Show that the square of any positive integer cannot be of the form $6m+2$ or $6m+5$ for any integer $m$.

(N/A) Let $a$ be an arbitrary positive integer. By Euclid's division algorithm,for positive integers $a$ and $6$,there exist non-negative integers $q$ and $r$ such that $a = 6q + r$,where $0 \leq r < 6$.

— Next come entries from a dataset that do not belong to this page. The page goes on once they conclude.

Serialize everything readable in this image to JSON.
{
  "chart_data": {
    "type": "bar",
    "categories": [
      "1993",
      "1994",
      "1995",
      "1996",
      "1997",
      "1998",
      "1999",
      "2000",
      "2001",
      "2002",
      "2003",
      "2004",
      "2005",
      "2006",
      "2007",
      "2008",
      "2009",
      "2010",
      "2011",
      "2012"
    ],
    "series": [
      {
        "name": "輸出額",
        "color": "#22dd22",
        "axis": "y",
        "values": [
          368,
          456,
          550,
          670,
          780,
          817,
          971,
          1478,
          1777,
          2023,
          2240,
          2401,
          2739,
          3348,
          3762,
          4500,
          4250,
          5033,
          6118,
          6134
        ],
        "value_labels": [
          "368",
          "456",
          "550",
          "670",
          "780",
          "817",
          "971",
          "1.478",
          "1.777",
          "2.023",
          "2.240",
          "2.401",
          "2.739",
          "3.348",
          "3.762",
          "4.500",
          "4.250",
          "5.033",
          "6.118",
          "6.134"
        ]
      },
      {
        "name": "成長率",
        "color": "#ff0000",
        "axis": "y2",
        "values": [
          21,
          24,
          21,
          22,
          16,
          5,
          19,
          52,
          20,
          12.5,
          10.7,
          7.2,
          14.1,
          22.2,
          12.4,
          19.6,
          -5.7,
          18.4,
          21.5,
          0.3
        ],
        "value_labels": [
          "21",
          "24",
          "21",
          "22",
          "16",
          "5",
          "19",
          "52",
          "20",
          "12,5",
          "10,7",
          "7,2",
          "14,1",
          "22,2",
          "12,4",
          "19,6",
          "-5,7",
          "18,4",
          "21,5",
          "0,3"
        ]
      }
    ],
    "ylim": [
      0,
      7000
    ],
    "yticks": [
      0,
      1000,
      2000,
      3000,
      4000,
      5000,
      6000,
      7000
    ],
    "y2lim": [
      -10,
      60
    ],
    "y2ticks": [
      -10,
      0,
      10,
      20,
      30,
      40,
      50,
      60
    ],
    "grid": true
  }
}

Squaring both sides,we get $a^2 = (6q + r)^2 = 36q^2 + 12qr + r^2 = 6(6q^2 + 2qr) + r^2$. Let this be equation $(i)$.
Case $I$: If $r = 0$,$a^2 = 6(6q^2) = 6m$,where $m = 6q^2$.
Case $II$: If $r = 1$,$a^2 = 6(6q^2 + 2q) + 1 = 6m + 1$,where $m = 6q^2 + 2q$.
Case $III$: If $r = 2$,$a^2 = 6(6q^2 + 4q) + 4 = 6m + 4$,where $m = 6q^2 + 4q$.
Case $IV$: If $r = 3$,$a^2 = 6(6q^2 + 6q) + 9 = 6(6q^2 + 6q + 1) + 3 = 6m + 3$,where $m = 6q^2 + 6q + 1$.
Case $V$: If $r = 4$,$a^2 = 6(6q^2 + 8q) + 16 = 6(6q^2 + 8q + 2) + 4 = 6m + 4$,where $m = 6q^2 + 8q + 2$.
Case $VI$: If $r = 5$,$a^2 = 6(6q^2 + 10q) + 25 = 6(6q^2 + 10q + 4) + 1 = 6m + 1$,where $m = 6q^2 + 10q + 4$.
Thus,the square of any positive integer can only be of the form $6m, 6m+1, 6m+3,$ or $6m+4$. Therefore,it cannot be of the form $6m+2$ or $6m+5$.